Porter Collins et Vincent Daniel, qui faisaient partie des commerçants et des investisseurs qui pariaient contre le marché du logement dans « The Big Short », a déclaré qu’ils regardaient un coin plus sous le radar du marché.
Les deux co-fondateurs de Seawolf Capital ont déclaré à CNBC que des opportunités peuvent être trouvées sur les marchés émergents, une zone du marché qui a aidé leur entreprise à obtenir un rendement de 66% en 2024.
« Nous nous asseyons ici et nous parcourons le globe, et tout le monde perd des cellules cérébrales autour de l’IA », a déclaré Collins, bien qu’il ait admis avoir ajouté un « peu » d’exposition à l’IA lorsqu’elle s’intègre dans leur objectif général de trouver le moins cher du monde gagnants.
En particulier, les investisseurs ont déclaré que les marchés du Brésil et de la Chine sont attrayants, notant que la « haine » de Wall Street pour les actions chinoises a obscurcie leur potentiel de fabrication d’argent.
Daniel s’attend à ce que les marchés émergents gagnent en popularité si le président américain Donald Trump réussit à pousser son programme d’exceptionnalisme américain.
À son avis, cela ne fonctionne que si le dollar peut s’affaiblir, un développement qui inciterait les investisseurs à se tourner vers les marchés internationaux pour des opportunités.
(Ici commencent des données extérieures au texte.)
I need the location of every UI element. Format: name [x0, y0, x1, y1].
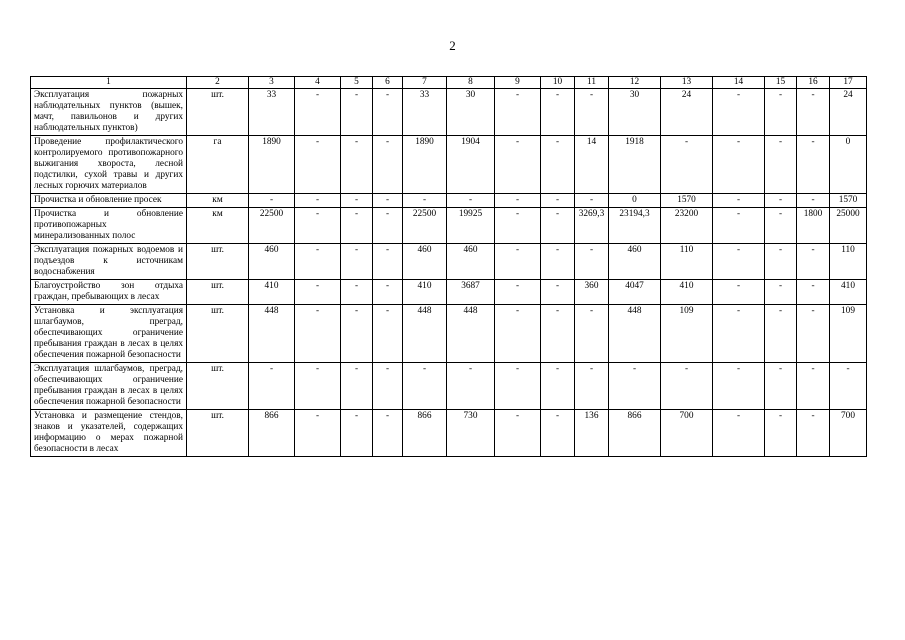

« Si le dollar commence à s’affaiblir, beaucoup de gens vont commencer à chercher des actions de marché émergentes par rapport à la possession des 15 meilleures choses », a-t-il déclaré. « C’est là que nous voyons la valeur. »
Jusqu’à présent cette année, le FNB Ishares MSCI Emerging Markets est en hausse de 1,24%. Les marchés émergents ont hésité depuis les élections de Trump, avec la menace de tarifs américains qui se profilent sur de nombreux marchés internationaux.
« La paille qui suscite la boisson est le président Trump. Ce n’est plus la Fed », a-t-il déclaré. « J’espère que nous pourrons profiter de l’endroit où nous pensons qu’il veut aller et ce qui est le plus probable de ce qu’il va faire. »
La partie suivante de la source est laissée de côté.